For these reasons assigned, the judgment of the lower court is avoided and reversed in so far as it decrees the property in contest forms no part of the community. It is now ordered, adjudged and decreed, that the said judgment, in so far as the property in contest, be recast so as to read as follows:
It is ordered, adjudged and decreed that there be judgment herein in favor of plaintiff, Florence Ella Baker, and against the defendant, Louis Phillip Baker, decreeing that said forty-acre tract of land described in plaintiff's petition as follows, to-wit: "A certain tract or parcel of land together with the buildings and improvements thereon, located near Wards Creek and about seven (7) miles from the City of Baton Rouge, containing forty (40) acres, in the Southern portion of the Phillip Englehart tract laying and being in Section 56, T 7. S., R. i. E, and Section 59, T. 8. S, R. i.

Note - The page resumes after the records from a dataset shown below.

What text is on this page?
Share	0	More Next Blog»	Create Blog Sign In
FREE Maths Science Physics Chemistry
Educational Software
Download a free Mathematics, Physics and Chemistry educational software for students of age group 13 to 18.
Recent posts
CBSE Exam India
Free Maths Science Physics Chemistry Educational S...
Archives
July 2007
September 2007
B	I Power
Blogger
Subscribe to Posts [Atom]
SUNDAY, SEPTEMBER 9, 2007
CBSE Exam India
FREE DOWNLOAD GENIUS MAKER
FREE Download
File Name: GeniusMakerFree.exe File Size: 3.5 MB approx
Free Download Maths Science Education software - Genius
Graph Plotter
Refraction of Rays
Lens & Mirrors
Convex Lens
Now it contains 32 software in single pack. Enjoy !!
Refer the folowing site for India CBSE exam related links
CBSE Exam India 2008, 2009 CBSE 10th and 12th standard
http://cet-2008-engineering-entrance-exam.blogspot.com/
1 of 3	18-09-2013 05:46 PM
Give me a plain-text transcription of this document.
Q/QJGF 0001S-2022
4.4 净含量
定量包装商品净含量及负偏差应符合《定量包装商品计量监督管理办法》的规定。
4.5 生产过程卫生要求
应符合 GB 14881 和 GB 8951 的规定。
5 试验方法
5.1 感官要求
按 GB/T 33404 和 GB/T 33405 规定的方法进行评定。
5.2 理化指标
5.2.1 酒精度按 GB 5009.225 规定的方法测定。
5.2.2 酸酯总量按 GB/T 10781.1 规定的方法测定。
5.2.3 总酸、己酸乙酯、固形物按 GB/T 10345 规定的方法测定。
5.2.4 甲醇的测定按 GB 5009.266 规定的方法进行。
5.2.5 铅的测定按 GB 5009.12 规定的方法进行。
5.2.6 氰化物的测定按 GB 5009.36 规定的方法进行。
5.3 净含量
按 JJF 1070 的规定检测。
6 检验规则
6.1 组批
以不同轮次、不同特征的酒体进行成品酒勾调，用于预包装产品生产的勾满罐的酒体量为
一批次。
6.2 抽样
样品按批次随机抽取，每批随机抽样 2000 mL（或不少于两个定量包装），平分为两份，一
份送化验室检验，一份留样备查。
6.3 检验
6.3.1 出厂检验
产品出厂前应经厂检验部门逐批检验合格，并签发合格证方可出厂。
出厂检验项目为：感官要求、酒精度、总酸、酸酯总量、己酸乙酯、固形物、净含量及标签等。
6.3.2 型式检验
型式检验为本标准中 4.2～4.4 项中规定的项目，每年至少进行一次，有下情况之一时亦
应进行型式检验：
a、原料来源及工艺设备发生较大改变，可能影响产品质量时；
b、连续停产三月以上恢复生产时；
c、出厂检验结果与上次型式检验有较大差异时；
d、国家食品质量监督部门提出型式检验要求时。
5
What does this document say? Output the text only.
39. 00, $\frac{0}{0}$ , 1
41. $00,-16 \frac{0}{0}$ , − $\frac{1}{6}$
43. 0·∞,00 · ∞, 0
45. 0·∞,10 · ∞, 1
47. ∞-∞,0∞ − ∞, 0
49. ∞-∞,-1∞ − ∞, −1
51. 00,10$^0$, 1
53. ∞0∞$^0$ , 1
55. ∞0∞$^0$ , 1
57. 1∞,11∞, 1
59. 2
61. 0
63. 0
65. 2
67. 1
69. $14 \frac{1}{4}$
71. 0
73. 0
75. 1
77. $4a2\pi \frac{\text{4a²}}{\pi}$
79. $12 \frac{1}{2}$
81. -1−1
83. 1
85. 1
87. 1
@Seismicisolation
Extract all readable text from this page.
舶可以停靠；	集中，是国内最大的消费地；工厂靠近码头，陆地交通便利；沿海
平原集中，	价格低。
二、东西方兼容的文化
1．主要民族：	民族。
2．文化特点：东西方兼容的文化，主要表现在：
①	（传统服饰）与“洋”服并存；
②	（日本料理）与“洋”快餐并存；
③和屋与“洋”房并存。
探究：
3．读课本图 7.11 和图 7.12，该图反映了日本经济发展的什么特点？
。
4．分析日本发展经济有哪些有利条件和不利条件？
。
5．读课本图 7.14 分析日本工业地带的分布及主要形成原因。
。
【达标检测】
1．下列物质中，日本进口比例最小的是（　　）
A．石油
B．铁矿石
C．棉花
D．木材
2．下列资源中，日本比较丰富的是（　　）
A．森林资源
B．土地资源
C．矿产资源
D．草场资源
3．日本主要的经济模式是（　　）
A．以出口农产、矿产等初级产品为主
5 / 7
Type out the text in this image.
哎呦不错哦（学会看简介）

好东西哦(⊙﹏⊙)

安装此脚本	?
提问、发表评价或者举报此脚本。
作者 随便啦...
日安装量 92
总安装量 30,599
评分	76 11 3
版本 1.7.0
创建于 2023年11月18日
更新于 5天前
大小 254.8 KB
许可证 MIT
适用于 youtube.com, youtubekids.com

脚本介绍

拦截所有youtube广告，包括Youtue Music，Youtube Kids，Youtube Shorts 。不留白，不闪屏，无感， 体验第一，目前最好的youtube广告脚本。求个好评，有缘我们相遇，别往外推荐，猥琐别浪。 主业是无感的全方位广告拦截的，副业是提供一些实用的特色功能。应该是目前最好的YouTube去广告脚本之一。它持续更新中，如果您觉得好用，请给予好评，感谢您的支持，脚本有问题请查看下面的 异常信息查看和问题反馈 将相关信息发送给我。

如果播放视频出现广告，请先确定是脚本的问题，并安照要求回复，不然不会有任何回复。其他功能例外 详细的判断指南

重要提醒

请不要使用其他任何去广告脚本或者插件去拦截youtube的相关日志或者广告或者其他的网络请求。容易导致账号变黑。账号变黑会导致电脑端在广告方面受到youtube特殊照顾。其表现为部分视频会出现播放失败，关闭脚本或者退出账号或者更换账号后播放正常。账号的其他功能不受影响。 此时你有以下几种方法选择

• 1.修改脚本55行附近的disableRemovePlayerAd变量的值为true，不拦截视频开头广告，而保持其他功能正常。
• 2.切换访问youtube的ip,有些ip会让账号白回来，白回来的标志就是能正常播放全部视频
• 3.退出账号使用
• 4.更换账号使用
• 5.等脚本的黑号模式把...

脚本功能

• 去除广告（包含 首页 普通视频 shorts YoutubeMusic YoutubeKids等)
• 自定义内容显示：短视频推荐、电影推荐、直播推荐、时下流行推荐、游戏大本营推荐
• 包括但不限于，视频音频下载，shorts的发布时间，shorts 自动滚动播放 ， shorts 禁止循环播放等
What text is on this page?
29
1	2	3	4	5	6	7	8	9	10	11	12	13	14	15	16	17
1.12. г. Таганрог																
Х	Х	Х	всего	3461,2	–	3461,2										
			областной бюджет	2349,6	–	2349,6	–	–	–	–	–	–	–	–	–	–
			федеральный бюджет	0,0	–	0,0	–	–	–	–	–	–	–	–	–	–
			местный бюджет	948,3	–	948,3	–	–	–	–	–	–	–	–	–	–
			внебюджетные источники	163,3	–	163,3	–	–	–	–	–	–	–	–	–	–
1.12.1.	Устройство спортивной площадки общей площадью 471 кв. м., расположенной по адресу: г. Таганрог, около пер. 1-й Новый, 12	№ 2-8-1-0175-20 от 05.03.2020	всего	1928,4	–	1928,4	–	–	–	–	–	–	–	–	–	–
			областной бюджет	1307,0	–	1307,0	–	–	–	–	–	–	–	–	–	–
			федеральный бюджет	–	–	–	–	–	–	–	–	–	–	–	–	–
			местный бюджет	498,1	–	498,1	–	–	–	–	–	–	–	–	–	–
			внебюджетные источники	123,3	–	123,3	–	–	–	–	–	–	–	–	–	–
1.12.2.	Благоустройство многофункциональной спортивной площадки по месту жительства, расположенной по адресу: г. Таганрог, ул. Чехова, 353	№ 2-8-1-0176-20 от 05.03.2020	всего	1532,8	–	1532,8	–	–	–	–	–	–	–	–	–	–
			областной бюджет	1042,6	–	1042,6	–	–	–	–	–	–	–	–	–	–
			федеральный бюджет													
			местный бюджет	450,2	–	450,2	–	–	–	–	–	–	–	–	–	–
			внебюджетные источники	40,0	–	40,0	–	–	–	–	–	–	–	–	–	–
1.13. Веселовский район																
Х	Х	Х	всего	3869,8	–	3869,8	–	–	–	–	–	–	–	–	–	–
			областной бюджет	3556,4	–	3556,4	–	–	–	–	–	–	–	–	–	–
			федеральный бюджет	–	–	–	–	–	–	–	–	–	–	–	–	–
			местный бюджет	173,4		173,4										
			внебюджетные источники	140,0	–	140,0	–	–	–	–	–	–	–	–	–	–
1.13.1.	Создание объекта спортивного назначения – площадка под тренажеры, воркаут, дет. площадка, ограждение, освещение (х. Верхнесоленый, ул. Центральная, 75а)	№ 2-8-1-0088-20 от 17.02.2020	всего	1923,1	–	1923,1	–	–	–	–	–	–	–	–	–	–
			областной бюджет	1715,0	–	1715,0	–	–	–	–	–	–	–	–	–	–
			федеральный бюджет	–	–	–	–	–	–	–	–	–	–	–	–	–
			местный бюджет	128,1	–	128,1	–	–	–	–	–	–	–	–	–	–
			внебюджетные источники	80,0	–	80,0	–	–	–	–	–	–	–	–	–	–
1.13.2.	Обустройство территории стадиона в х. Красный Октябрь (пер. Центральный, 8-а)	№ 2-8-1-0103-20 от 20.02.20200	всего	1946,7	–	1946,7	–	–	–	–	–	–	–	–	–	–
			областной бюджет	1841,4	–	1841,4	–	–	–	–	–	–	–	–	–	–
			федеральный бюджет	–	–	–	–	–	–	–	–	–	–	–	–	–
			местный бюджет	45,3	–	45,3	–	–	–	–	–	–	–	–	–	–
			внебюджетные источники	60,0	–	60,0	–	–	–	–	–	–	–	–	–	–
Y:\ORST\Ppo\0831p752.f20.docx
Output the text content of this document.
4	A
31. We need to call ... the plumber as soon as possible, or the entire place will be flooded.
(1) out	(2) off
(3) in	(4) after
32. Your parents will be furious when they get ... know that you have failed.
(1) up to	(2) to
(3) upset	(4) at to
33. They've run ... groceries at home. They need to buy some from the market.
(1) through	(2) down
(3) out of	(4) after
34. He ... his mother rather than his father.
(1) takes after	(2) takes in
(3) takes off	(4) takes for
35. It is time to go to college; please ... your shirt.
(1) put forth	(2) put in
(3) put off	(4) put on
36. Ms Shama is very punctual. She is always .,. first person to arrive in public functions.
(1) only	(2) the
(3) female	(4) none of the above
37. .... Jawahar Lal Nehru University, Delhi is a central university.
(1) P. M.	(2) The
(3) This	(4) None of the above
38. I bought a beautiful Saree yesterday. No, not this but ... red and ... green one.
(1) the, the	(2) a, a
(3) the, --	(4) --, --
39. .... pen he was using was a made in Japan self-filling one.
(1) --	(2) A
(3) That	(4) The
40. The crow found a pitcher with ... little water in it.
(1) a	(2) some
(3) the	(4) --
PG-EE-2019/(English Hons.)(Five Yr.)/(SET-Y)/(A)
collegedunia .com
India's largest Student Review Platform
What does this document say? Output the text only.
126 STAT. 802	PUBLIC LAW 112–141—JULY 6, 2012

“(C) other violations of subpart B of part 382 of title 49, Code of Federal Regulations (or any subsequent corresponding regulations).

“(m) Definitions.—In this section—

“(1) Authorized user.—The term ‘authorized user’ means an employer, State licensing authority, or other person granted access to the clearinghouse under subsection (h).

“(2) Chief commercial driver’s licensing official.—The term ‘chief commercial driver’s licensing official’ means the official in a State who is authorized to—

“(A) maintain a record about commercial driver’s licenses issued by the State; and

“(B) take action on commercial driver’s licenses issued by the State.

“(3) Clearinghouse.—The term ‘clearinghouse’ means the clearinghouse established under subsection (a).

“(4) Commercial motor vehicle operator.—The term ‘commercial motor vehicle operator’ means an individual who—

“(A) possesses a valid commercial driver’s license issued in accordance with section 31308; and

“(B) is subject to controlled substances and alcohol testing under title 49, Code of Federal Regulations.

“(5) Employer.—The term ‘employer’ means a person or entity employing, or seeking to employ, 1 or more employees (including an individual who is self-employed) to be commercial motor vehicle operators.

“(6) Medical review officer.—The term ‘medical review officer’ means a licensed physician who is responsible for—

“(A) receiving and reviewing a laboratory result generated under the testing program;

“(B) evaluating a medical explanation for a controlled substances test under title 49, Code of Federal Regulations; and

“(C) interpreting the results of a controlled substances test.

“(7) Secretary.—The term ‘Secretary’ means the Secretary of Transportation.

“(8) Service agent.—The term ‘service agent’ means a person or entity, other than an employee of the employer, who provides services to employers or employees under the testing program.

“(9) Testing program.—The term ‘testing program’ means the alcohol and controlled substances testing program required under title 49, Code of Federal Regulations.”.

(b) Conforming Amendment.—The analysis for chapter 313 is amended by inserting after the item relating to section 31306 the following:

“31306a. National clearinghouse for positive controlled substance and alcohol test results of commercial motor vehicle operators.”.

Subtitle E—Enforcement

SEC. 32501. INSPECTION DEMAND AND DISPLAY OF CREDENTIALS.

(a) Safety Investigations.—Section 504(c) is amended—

E., said tract having a front of one (1) acre more or less, and to run between parallel lines so as to include forty (40) acres being bounded north by Burden, east by Gayle, south by McIntosh, and west by Baker, being the same property acquired from Ronaldson Puckett, Co., Ltd., by act recorded in Book 28, page 400 on the 21st day of October, 1902," forms a part of the community estate existing between the plaintiff and defendant and is subject to partition, reserving, however, unto defendant the right to claim the value of his undivided one-half (1/2) interest of date of October 21, 1902, less that which he owed Ronaldson Puckett Co., Ltd., on February 27, 1901, the date of his marriage to plaintiff, and as thus amended the judgment stands affirmed, the defendant to pay all costs incurred by these proceedings.